Les premières invasions mongoles de la Géorgie (1220-1236)
Rencontres initiales et premières incursions
Les invasions mongoles de la Géorgie, une région qui englobait alors la Géorgie moderne, l'Arménie et une grande partie du Caucase, ont commencé au début du 13ème siècle. Cette période a marqué un chapitre tumultueux de l'histoire géorgienne, ayant un impact profond sur son tissu politique, culturel et social. La première apparition mongole dans le Caucase a eu lieu en 1220, sous la direction des généraux Subutai et Jebe, dans le cadre de leur poursuite de Muhammad II de Khwarezm lors de la destruction de l'Empire khwarezmien. Leur première incursion sur le territoire géorgien n'était pas une invasion à proprement parler, mais une série de raids et de missions de reconnaissance, signalant le début d'une ère longue et difficile pour la Géorgie.
À l'automne 1220, environ 20 000 Mongols, dirigés par Subutai et Jebe, sont entrés sur les terres géorgiennes, poursuivant le Shah Muhammad II de la dynastie khwarezmienne jusqu'à la mer Caspienne. Avec le consentement de Gengis Khan, ces généraux se sont aventurés vers l'ouest dans une mission de reconnaissance, s'engouffrant en Arménie, alors sous autorité géorgienne. Cela a conduit à la bataille de Khunan sur la rivière Kotman, où les forces mongoles ont défait environ 10 000 Géorgiens et Arméniens commandés par le roi Georges IV "Lasha" de Géorgie et son atabeg Ivane Mkhargrdzeli. Le roi Georges IV a subi de graves blessures à la poitrine lors de cette bataille.

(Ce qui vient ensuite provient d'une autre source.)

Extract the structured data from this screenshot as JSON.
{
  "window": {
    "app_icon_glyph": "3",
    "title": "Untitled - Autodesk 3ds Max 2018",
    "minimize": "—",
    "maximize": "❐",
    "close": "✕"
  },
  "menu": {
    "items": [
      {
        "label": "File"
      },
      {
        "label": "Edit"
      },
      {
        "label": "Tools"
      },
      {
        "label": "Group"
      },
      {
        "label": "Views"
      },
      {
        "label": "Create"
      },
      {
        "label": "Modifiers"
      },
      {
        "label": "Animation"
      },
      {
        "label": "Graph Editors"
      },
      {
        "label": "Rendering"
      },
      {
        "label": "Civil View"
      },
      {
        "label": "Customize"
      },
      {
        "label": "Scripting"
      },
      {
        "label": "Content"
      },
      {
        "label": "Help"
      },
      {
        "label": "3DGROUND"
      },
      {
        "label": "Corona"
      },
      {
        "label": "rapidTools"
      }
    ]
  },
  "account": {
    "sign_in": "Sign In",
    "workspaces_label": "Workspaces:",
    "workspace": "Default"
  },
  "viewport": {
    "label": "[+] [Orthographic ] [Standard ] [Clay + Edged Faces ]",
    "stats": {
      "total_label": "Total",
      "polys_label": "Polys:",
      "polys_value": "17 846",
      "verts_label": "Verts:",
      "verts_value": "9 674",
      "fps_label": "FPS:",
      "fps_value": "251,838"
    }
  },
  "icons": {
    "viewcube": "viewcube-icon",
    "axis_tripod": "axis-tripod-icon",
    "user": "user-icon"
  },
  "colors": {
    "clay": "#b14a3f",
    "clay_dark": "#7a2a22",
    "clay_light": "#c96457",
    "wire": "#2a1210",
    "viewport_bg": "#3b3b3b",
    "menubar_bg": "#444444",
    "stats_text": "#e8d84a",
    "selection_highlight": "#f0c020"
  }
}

Confusion et Réactions Initiales
Ces attaques surprises ont laissé les Géorgiens confus quant à l'identité de leurs assaillants. Les archives contemporaines suggèrent un manque de clarté concernant l'identité des Mongols, certains allant même jusqu'à les présumer chrétiens en raison de leur engagement contre les musulmans. Ce malentendu a été clarifié lorsque la reine Rusudan, sœur et successeur du roi Georges IV, a communiqué avec le pape Honorius III en 1223, révélant que les Mongols étaient en réalité des païens.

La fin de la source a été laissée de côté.